Automated continuous data quality measurement with QuaIIe

L. Ehrlinger, B. Werth, W. Wöß. Automated continuous data quality measurement with QuaIIe. International Journal on Advances in Software, volume 11, number 3&4, pages 400-417, 12, 2018.

  • Lisa Ehrlinger
  • Bernhard Werth
  • Wolfram Wöß
JournalInternational Journal on Advances in Software

Data quality measurement is essential to gain knowledge about data used for decision-making and to evaluate the trustworthiness of those decisions. Example applications, which are based on automated decision-making, are self-driving cars, smart factories, and weather forecast. One-time data quality measurement is an important starting point for any data quality project to detect critical data that does not meet expectations and to define improvement goals for data cleansing activities. The complementary task of continuous data quality measurement is essential to ensure that data continues to conform to requirements and to detect unexpected changes in the data.
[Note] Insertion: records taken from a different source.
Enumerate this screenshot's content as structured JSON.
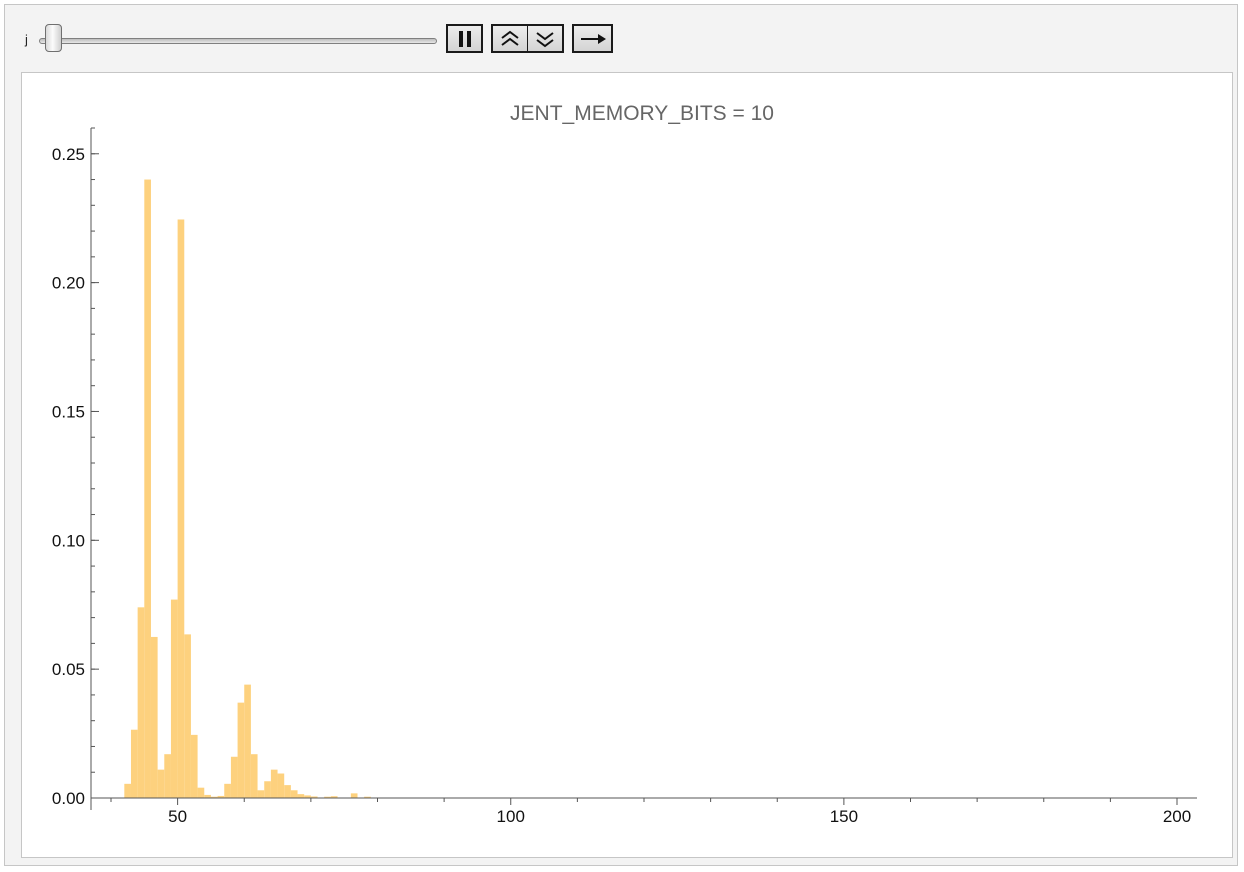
{
  "controls": {
    "slider_label": "j",
    "slider_value": 0,
    "pause_icon": "pause-icon",
    "faster_icon": "double-chevron-up-icon",
    "slower_icon": "double-chevron-down-icon",
    "direction_icon": "right-arrow-icon"
  },
  "colors": {
    "bar_fill": "#fdd17e",
    "frame_background": "#f3f3f3",
    "axis": "#555555"
  },
  "chart_data": {
    "type": "bar",
    "title": "JENT_MEMORY_BITS = 10",
    "xlabel": "",
    "ylabel": "",
    "xlim": [
      37,
      203
    ],
    "ylim": [
      0,
      0.26
    ],
    "bin_width": 1,
    "x_ticks": [
      50,
      100,
      150,
      200
    ],
    "x_tick_labels": [
      "50",
      "100",
      "150",
      "200"
    ],
    "x_minor_ticks": [
      40,
      60,
      70,
      80,
      90,
      110,
      120,
      130,
      140,
      160,
      170,
      180,
      190
    ],
    "y_ticks": [
      0,
      0.05,
      0.1,
      0.15,
      0.2,
      0.25
    ],
    "y_tick_labels": [
      "0.00",
      "0.05",
      "0.10",
      "0.15",
      "0.20",
      "0.25"
    ],
    "y_minor_step": 0.01,
    "grid": false,
    "bins": [
      {
        "x": 42,
        "y": 0.0055
      },
      {
        "x": 43,
        "y": 0.0265
      },
      {
        "x": 44,
        "y": 0.074
      },
      {
        "x": 45,
        "y": 0.24
      },
      {
        "x": 46,
        "y": 0.0625
      },
      {
        "x": 47,
        "y": 0.011
      },
      {
        "x": 48,
        "y": 0.017
      },
      {
        "x": 49,
        "y": 0.077
      },
      {
        "x": 50,
        "y": 0.2245
      },
      {
        "x": 51,
        "y": 0.0635
      },
      {
        "x": 52,
        "y": 0.0245
      },
      {
        "x": 53,
        "y": 0.004
      },
      {
        "x": 54,
        "y": 0.0012
      },
      {
        "x": 55,
        "y": 0.0005
      },
      {
        "x": 56,
        "y": 0.0008
      },
      {
        "x": 57,
        "y": 0.0055
      },
      {
        "x": 58,
        "y": 0.016
      },
      {
        "x": 59,
        "y": 0.037
      },
      {
        "x": 60,
        "y": 0.044
      },
      {
        "x": 61,
        "y": 0.017
      },
      {
        "x": 62,
        "y": 0.003
      },
      {
        "x": 63,
        "y": 0.0065
      },
      {
        "x": 64,
        "y": 0.011
      },
      {
        "x": 65,
        "y": 0.0095
      },
      {
        "x": 66,
        "y": 0.005
      },
      {
        "x": 67,
        "y": 0.003
      },
      {
        "x": 68,
        "y": 0.0015
      },
      {
        "x": 69,
        "y": 0.001
      },
      {
        "x": 70,
        "y": 0.0006
      },
      {
        "x": 72,
        "y": 0.0005
      },
      {
        "x": 73,
        "y": 0.0007
      },
      {
        "x": 76,
        "y": 0.0018
      },
      {
        "x": 78,
        "y": 0.0005
      }
    ]
  }
}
However, most existing data quality tools allow quality measurement at a specific point in time while leaving the automation and scheduling to the user. In this paper, we highlight the need for (1) domainindependent ad hoc measurement, to provide a quick insight of an information system’s qualitative condition, and (2) continuous data quality measurement, to observe how data quality evolves over time. Both requirements can be achieved with our data quality tool QuaIIe (Quality Assessment for Integrated Information Environments, pronounced ['kvAl@]), which we developed to calculate metrics for the quality dimensions accuracy, correctness, completeness, pertinence, timeliness, minimality, readability, and normalization on both data-level and schema-level. The quality measurements can be either exported as a user- and machinereadable quality report, or they can be periodically stored in a database, which allows for long-term analysis. In this paper, we demonstrate the application of QuaIIe for ad hoc and continuous data quality measurement.